To my military mind, this is a great letter...
When you stop and think about it, "Semper Fidelis" means "Always Faithful"...and it goes way beyond just being faithful to the Corps...the words I remember from my sixteen years there were: "God, country and Corps".
Remember the words of JFK? Ask not what your country can do for you, but what you can do for your country. How different that sounds than what we are hearing, today, from presidential and con-gressional wannabees.
Here is the letter...if you want more, please go to http://www.grunt.com .
Dear Sgt. Grit
Marines seldom lose their composure and are inclined to be rather stoic in general. I include myself in that group, but I need to confess to losing mine twice in the same day.
I work as a deck hand (Combination boatswain's mate and machinist's mate) on some of Chicago's architectural cruise boats during the season, and last weekend we had two of the days you wish you could bottle up and then open again in mid- February. We were sailing nearly full each trip, so we were on the lookout for wheelchairs and how to handle their logistics.
I looked up from tearing tickets, and I spotted a young man seated in wider model. He was missing one leg below the knee and the other above the knee. He had three other guests with him.
The woman who was obviously his mother was wearing a gray USMC sweatshirt. When I tried to get him down our usual rampway, chair was too wide for the ramp, so I had to put in the wider one.
While I was wheeling him down the wide ramp, I asked if he was a Marine. He said: "That's right, 2/3." I said "1/4" and asked him if he was an 0311. He said "Yeah, what's your MOS?" I told him "0302." He wasn't familiar with that one, so I told him I was an infantry officer.
I wheeled his chair up to the place that had the best view, and I noted that he only had a t-shirt on. After we seated all the guests and pulled away from the dock, I got my jacket out of the pilot house and went up to give it to him to wear: after all, it gets chilly out there in the concrete canyons. When I went to hand him my jacket, I realized he was also blind in both eyes.
After I checked on the rest of the guests, I went back to talk to Eric, our bartender. He asked me if I was OK, and I told him about the guy in the wheelchair and how he was younger than my son. Eric was surprised to watch me try to keep from losing it. "Wow" was about all he could offer. What could he say, anyway?
Then we started discussing what a guy like that can do for a living. After the cruise, I helped get the Marine ashore, and he held out my jacket. "Semper Fi", I said: he smiled and said "Oorah."

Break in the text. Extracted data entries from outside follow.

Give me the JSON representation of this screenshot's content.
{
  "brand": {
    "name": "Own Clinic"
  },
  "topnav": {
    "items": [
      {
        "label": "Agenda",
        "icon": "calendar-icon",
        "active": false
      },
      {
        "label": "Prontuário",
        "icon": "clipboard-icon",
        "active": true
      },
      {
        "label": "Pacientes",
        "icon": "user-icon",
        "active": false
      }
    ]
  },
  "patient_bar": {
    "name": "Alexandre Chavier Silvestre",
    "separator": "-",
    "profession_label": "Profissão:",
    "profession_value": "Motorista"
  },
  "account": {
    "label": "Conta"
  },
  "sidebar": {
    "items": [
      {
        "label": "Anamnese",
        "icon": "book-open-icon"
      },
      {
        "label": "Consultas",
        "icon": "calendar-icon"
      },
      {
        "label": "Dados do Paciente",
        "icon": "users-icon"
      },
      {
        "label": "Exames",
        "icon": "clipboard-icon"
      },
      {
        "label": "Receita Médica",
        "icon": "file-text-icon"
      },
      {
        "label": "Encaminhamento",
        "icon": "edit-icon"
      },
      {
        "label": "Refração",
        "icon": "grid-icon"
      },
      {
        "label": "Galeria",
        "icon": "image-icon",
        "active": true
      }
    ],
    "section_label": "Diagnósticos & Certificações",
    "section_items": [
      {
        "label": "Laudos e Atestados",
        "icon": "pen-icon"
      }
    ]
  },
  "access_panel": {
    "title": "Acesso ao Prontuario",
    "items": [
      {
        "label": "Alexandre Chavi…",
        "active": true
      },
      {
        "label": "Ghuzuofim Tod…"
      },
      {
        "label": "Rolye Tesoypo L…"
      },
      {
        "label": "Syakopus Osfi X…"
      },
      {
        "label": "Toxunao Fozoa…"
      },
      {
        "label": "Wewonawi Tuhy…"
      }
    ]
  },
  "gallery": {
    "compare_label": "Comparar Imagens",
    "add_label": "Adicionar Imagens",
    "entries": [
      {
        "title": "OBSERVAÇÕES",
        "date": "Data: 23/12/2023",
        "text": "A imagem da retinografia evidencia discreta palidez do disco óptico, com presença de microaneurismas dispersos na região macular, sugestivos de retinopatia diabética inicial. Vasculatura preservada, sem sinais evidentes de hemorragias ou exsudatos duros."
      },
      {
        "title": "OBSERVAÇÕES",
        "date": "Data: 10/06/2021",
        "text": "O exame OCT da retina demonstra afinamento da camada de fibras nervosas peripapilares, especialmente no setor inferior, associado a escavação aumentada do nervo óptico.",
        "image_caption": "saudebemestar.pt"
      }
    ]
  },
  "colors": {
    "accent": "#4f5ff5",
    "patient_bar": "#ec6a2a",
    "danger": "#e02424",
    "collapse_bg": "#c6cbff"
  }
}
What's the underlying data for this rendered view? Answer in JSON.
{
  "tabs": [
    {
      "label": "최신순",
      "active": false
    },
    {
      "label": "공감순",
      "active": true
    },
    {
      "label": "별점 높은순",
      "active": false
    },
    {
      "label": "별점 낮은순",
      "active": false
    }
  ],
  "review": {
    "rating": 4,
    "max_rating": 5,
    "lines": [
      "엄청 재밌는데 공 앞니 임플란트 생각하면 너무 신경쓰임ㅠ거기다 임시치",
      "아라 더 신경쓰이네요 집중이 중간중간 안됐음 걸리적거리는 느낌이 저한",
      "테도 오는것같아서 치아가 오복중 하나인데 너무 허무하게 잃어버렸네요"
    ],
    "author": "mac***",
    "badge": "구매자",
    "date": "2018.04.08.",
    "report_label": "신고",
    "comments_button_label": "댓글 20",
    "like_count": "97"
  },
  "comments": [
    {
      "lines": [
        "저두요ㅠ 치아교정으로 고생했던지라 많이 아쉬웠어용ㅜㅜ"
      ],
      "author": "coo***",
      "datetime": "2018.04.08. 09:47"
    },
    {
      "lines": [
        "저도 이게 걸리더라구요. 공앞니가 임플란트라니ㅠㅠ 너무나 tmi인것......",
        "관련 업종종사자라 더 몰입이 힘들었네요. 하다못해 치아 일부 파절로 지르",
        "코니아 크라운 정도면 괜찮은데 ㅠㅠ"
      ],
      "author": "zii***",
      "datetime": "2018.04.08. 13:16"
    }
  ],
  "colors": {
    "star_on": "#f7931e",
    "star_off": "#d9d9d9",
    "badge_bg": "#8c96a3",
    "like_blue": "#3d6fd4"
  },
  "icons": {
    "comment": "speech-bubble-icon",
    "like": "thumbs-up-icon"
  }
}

That's when it hit me. This guy didn't want pity, or even compassion. He was ready with neither eyes nor legs to take on the world again on his own terms. All he wanted was a chance to prove it. What can a guy like that do for a living? Nearly anything he sets his mind to.
Later on, I was again boarding passengers when a neatly dressed lady wearing a small blue-bordered white pin walked up. I was wearing my sunglasses, so the colors weren't too clear. I asked if she had a son in the military.
"Had", she said, "Actually, that's a gold star." Sure enough, along with her gold star pin, she was wearing a tiny Eagle Globe and Anchor. She appeared to be a typical Marine Mom: you know, "Return with your shield or on it." She obviously didn't want anybody to feel sorry for her either. I lost it again.
So where do we get people like this? I think they come from America's very heart and soul. They're everyday Americans who had a job to do and did it to the best of their ability. These Marines, their families, and their friends deserve our good cheer, and our commitment to helping them make it on their own again. Handouts? What for? Pity? Why? So if you're in the position to hire folks for your business, don't forget the Vet. Especially, don't forget wounded Vets like that 2/3 Marine.